Becoming King -- Martin Luther King, Jr. and the Making of a National Leader by Troy Jackson, Introduction by Clayborne Carson, UKentucky Press '08, $35, 248 pages, ISBN #0813125200. Index, bibliography (primary sources/secondary sources), source notes, unillustrated.
The most striking thing about this latest of many Martin Luther King, Jr. biographies is its lack of photographs. To try to relate the saga of this transformational American leader without depicting the lynchings, beatings and civil right marches that brought King to the fore as well as the majesty of the 1963 March on Washington without pictorial illustrations is a challenge to any author.

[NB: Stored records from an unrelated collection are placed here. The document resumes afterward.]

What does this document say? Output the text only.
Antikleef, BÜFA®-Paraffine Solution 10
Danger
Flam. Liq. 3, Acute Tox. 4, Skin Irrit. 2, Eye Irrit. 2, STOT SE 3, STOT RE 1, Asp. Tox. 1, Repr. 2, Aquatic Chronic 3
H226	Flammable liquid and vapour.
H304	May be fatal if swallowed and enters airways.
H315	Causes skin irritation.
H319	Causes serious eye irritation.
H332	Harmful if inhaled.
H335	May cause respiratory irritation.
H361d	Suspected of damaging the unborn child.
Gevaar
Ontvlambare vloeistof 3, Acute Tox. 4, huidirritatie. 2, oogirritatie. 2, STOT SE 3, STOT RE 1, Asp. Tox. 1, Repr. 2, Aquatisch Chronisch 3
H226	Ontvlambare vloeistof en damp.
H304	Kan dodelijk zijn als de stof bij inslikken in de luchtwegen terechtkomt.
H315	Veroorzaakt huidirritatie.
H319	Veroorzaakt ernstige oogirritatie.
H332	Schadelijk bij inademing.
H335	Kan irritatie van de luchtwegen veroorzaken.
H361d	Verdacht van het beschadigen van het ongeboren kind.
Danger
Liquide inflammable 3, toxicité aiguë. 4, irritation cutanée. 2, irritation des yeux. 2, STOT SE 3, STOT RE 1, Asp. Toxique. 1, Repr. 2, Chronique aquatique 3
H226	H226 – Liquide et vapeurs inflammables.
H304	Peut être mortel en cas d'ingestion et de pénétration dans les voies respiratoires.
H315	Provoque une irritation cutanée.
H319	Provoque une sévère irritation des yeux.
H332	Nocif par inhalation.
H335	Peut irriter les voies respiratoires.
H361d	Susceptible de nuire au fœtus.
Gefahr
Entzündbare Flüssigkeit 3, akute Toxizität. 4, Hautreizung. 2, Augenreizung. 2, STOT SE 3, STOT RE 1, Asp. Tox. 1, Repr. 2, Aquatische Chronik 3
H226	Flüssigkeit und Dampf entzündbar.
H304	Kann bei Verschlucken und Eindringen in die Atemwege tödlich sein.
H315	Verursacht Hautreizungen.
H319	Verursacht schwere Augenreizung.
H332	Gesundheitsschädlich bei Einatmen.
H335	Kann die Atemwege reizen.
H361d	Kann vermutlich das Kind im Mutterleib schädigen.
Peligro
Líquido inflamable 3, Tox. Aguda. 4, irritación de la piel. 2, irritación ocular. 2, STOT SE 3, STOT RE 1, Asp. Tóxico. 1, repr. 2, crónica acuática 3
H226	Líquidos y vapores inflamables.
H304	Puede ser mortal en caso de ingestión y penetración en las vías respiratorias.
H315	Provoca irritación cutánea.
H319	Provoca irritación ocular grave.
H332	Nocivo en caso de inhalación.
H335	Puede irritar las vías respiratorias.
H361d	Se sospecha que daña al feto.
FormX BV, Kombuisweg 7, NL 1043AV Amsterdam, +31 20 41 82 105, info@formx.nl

Author Troy Jackson, senior pastor at University Christian Church in Cincinnati, OH, relies heavily on the King Papers Project, an effort to collect and publish King's papers, sermons and speeches and to which Jackson contributed. But so much has been written about King's development as a preacher and civil rights leader that one wonders how much another biography can add.
He concentrates, for example, on the support King received from the city of Montgomery, AL during the city's fabled bus boycott, so vividly portrayed already by historians Taylor Branch, Douglas Brinkley, David Levering Lewis and others. Much of his book is a retelling of oft-told tales.
Not to say there won't be a market for Jackson's book. During the writing of my first book on the historic clash between the auto and rail industries, my editor sought to have me write instead a biography of Henry Ford. "That story has been fully told 100 times," I protested. "But people love to read it, so it sells," he said.